Sand Frog

Across the Bridge

At least for those of us who enjoy the predawn darkness, it is so easy to love a predawn thunderstorm. Now Dasher, now Dancer, it came rumbling noisily through, awakening me from the slight doze to which I’d returned after Father Nature’s quick traipse. In a Navy ship, a headcall, but in those days it didn’t strike during the wee hours. Lightning and thunder, on Donder and Blitzen, and the sound of rain on the upstairs porch roof just outside my door. I went out to appreciate it for a moment and check for the PCNH, not there yet, and to read the thermometer, just over 80F and gaspingly muggy. Back inside just as the storm, which had a chance to make itself proud but didn't, drifts on off toward Apalachicola. 

The iTitan program on my iPad shows another string of yellow revolving toward me from just this side of Fort Walton Beach. 

Stretching from Grand Isle to Ocala, this weather system covers this entire part of the Gulf of Mexico. It has its back arched to the north and is rotating slightly clockwise, which means nothing to worry about, just enjoy the sound and fury. It would be nice if its bite is as wet as its bark, but typically these late summer storms go either slightly south of us, pouring on Shell Island, or just up the road, drenching Advance Auto Parts and the Hertz outlet at 15th and Frankford, but leaving us parched. 
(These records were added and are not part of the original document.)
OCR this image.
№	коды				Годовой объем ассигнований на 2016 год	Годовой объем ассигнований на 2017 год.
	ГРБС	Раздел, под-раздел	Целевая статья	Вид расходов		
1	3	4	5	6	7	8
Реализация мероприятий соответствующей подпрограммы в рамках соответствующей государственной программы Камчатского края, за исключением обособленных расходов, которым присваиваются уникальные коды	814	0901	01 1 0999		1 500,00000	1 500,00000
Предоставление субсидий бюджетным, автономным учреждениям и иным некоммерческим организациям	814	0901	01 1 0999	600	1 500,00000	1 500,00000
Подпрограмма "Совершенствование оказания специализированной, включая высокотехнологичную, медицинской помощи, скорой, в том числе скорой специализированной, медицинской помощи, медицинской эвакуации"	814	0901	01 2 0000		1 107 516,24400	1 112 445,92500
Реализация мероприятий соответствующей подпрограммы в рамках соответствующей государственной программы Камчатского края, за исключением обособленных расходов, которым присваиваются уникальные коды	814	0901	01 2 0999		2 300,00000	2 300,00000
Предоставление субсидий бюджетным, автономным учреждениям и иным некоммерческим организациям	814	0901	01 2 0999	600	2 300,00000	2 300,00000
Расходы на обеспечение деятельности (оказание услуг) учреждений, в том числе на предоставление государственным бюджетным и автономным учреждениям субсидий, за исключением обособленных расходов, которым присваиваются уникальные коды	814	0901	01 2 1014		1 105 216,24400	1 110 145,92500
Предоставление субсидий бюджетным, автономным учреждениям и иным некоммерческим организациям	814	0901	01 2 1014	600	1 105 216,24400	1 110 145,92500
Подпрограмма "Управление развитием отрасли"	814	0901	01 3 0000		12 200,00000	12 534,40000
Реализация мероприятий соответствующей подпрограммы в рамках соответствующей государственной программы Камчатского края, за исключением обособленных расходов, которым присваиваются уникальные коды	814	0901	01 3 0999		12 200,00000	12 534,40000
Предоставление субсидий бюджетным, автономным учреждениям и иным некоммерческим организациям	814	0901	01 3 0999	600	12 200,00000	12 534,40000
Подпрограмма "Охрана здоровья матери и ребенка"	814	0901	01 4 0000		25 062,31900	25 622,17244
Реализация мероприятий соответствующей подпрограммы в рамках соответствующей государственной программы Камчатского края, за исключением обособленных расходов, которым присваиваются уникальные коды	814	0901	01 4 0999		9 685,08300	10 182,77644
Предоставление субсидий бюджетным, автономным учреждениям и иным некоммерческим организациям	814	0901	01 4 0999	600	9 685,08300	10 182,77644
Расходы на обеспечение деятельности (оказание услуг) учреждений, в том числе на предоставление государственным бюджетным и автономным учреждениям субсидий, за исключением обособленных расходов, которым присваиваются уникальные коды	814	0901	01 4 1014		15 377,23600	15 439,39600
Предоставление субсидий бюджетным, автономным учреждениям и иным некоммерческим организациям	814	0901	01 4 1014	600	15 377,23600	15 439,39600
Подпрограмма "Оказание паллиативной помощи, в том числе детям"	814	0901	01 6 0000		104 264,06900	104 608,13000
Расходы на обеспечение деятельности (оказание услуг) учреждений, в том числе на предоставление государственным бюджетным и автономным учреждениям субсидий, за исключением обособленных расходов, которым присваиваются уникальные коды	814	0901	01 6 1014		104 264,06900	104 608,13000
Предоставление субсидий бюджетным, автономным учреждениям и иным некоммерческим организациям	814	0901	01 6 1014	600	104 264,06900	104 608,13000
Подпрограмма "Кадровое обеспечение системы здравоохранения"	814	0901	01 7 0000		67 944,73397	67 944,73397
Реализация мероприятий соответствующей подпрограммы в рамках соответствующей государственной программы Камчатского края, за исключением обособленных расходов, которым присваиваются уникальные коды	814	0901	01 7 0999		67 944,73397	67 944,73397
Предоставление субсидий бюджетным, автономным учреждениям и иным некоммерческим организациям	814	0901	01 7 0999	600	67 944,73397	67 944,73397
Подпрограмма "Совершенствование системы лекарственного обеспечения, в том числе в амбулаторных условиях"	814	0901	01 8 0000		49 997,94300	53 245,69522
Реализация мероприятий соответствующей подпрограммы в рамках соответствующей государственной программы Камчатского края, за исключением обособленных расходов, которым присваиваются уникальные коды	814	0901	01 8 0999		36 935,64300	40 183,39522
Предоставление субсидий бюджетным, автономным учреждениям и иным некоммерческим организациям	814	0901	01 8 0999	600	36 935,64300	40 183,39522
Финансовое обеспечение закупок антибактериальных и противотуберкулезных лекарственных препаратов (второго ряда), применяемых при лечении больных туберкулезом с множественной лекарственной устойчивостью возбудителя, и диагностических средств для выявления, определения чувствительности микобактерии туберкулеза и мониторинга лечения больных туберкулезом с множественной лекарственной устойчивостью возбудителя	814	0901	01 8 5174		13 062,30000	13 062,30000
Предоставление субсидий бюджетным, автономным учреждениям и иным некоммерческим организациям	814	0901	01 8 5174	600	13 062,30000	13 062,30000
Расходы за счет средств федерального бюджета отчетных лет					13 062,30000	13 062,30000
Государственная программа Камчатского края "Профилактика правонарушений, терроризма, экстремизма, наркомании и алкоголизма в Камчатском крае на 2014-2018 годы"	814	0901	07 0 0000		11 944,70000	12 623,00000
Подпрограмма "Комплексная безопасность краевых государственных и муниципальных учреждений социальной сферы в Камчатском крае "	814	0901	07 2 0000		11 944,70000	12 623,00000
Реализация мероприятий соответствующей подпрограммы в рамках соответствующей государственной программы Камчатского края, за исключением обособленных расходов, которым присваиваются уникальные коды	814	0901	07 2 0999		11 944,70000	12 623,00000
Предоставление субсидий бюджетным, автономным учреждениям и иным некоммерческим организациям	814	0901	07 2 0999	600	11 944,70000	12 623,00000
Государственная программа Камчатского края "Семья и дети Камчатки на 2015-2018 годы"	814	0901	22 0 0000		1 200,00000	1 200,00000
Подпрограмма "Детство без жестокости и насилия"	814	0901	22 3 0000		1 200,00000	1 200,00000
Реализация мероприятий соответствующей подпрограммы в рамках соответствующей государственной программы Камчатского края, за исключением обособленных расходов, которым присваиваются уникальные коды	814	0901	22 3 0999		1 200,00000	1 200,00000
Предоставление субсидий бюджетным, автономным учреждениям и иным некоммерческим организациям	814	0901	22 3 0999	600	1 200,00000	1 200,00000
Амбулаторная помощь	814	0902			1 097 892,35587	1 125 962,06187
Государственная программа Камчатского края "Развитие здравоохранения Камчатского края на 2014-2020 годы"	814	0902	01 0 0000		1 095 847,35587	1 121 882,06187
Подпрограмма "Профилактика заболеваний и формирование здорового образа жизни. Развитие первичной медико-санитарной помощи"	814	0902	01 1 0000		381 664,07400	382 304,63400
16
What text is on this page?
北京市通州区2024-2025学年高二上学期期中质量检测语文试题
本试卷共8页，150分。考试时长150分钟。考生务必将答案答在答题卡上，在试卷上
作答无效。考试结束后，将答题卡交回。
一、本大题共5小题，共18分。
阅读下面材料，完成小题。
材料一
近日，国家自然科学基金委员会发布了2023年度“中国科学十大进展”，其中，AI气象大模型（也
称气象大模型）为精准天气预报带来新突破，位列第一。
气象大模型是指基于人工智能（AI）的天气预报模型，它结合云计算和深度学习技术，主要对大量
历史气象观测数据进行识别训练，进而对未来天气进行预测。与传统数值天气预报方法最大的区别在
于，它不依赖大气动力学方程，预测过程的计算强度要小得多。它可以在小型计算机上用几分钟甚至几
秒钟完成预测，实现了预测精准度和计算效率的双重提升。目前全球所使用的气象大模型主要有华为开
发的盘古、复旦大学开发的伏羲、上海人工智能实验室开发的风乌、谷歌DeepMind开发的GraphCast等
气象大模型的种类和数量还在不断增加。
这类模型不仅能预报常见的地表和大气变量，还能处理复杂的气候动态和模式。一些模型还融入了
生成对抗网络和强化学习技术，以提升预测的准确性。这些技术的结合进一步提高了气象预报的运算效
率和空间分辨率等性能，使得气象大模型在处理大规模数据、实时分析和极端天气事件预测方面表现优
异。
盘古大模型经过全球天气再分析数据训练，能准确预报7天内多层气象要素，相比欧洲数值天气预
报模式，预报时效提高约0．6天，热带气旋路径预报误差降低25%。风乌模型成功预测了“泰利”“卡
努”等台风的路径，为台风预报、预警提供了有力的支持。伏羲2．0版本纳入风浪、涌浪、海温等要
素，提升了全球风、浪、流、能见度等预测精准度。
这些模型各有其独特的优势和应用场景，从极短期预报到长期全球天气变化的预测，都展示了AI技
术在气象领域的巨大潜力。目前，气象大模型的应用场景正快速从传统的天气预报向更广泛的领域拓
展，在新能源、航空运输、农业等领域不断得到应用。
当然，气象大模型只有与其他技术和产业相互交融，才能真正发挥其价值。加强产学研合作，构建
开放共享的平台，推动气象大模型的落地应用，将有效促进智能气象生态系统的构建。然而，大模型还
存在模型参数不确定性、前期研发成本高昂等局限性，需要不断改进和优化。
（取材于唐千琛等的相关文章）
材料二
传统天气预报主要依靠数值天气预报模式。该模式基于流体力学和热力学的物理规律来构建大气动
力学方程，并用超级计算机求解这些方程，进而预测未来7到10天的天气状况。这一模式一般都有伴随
Here comes a little more now, and the newspaper’s there at the end of the path. But I’m not going downstairs and out yet. Hoping it is but betting it isn’t, I’ll trust the carrier double-bagged it this morning. 

Across the Bridge. Yesterday Linda and I had an adventure, left here about ten-thirty or eleven, drove out to the beach and explored the eastern shore from Bridgewater to Bay Point and on across the Lagoon bridge to Thomas Drive and Schooners. My mouth was set for the oyster basket until someone laid the blue menu in front of us and said “we’re still having our lobsterfest” so we both ordered from that. OK but Buddy Boy, this ain’t Maine, next time I'm with the local shellfish. On the beach just beyond our table someone was sculpting an enormous frog in the sand. Beautiful, and really well done. I should have gotten a picture but was busy texting Tass and Kristen.

After lunch we browsed back along the bayshore, returning to Magnolia Beach looking across toward St. Andrews. When I was a boy nothing was over there before WW2 but Major Wood’s homestead. True to its name, the place is covered with magnolia grandiflora, and from one place we stood on the quiet and peaceful bayshore looking straight across at the Port. That freighter looked close enough to toss a stone across and hit it if I were George Washington.

Now dash away, dash away, dash away all.